Dominic Marcotte (4e à partir de la gauche), consul et directeur du Bureau du Québec à Mumbai en Inde, a publié cette photo sur Twitter lundi lors d’une visite chez STAS.

Faire affaire en Inde et aux États-Unis

Les entrepreneurs de la région qui veulent développer des marchés à l’étranger ont grandement intérêt à se rapprocher du réseau des bureaux du Québec du ministère des Relations internationales pour se faire accompagner et ainsi maximiser leurs chances de réussite.

Les directeurs des bureaux de Washington et Mumbai en Inde, Frédéric Tremblay et Dominic Marcotte, ont passé la journée de lundi dans la région. Ils ont rencontré différents intervenants économiques afin de les sensibiliser au rôle du réseau des bureaux du Québec à l’étranger dans des perspectives de développement des affaires.

« Depuis deux ans, les exportations québécoises ont fortement augmenté vers les États-Unis », indique Dominic Tremblay pour relativiser toute la question du protectionnisme. « Les États-Unis représentent toujours 70 % de nos exportations. C’est donc important pour les entreprises d’être présentes sur le marché américain. »

Son collègue Dominic Marcotte se retrouve dans une situation différente en Inde. Ce pays en pleine croissance est le 4e client en importance du Québec dans cette région du monde avec les importations d’un peu plus de 520 millions $.

« L’arrivée d’un nouveau premier ministre, Narendra Modi, élu avec un programme de relance économique, offre des possibilités intéressantes », souligne le haut fonctionnaire.

L’Inde ne fait rien à la légère. Les besoins en technologies et expertises ont de quoi faire rêver les entreprises du monde entier.

« En ce moment, il y a un intérêt pour l’Inde. C’est le temps pour les entreprises de s’y installer. Ça demande un investissement personnel et aussi du temps. Ça ne rapportera pas immédiatement. Mais il sera trop tard dans cinq ou dix ans.
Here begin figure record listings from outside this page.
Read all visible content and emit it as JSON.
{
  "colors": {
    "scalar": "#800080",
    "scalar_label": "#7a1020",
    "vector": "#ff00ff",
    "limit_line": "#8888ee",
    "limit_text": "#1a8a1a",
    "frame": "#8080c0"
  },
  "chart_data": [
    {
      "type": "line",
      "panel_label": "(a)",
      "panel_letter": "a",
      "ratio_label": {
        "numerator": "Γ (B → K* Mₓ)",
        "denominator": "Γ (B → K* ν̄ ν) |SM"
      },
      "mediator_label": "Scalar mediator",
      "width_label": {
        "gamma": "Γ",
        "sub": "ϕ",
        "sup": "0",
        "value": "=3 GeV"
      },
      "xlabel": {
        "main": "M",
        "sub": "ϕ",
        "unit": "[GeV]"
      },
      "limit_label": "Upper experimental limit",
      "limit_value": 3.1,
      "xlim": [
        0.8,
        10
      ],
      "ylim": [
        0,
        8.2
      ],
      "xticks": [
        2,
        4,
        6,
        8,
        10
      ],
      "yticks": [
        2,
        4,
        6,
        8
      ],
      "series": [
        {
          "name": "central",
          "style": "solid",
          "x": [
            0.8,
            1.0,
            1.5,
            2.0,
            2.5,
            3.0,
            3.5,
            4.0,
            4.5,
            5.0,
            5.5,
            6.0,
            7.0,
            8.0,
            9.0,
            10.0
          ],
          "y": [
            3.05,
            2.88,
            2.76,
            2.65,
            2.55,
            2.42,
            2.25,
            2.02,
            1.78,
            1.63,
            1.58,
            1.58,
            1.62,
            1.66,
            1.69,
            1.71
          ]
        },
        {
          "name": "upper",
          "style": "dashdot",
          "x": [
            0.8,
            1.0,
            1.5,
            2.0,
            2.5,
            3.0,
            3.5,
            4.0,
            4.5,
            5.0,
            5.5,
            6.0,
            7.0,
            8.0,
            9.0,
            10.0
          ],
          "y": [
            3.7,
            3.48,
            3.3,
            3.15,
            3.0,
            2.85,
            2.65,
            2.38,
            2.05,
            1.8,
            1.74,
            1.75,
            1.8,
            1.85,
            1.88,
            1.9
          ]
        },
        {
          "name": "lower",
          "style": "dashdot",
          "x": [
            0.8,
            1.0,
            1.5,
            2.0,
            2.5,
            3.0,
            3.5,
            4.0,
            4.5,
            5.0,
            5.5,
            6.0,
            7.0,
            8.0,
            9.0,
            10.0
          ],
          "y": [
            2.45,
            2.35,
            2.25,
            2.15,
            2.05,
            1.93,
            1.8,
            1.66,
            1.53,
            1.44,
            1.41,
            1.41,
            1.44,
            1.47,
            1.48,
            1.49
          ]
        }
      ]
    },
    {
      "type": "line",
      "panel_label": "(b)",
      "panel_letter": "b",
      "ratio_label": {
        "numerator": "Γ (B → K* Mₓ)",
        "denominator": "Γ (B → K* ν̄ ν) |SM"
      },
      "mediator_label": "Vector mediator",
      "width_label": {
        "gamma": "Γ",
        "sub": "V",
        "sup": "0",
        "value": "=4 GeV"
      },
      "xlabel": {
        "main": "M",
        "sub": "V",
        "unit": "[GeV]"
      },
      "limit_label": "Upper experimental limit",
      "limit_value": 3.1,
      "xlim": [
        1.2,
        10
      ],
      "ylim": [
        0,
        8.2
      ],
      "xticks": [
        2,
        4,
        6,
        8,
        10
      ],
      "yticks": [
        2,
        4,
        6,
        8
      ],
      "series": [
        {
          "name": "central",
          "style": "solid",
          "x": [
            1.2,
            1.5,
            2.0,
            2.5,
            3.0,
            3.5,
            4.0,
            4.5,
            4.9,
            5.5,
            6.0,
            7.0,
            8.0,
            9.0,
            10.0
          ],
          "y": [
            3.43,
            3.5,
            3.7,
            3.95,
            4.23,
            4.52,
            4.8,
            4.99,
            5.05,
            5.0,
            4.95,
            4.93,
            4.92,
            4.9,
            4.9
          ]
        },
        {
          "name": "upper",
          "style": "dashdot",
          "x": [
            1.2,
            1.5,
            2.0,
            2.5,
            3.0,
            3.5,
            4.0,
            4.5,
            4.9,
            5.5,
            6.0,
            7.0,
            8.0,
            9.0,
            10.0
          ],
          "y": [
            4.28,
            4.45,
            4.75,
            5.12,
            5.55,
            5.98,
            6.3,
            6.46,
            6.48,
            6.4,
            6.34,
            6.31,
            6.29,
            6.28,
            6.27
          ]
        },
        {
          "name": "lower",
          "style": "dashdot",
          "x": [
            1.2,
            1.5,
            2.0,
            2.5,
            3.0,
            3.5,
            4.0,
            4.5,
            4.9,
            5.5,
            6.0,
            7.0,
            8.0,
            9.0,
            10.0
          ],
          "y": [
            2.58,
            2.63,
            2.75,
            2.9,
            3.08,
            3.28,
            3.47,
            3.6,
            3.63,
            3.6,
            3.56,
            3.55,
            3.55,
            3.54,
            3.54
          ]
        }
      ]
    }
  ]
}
Nous avons un autre avantage important. Les Indiens parlent anglais et c’est la plus grande démocratie du monde », reprend le directeur du bureau de Mumbai.

Un peu dans le même sens, les entrepreneurs québécois doivent faire preuve de patience avec les États-Unis. Le courant protectionniste n’est pas égal partout et les politiciens américains ainsi que les entreprises connaissent l’importance du Canada dans la structure économique de leur pays. Il y a de plus beaucoup de chefs d’entreprises intégrées des deux côtés de la frontière.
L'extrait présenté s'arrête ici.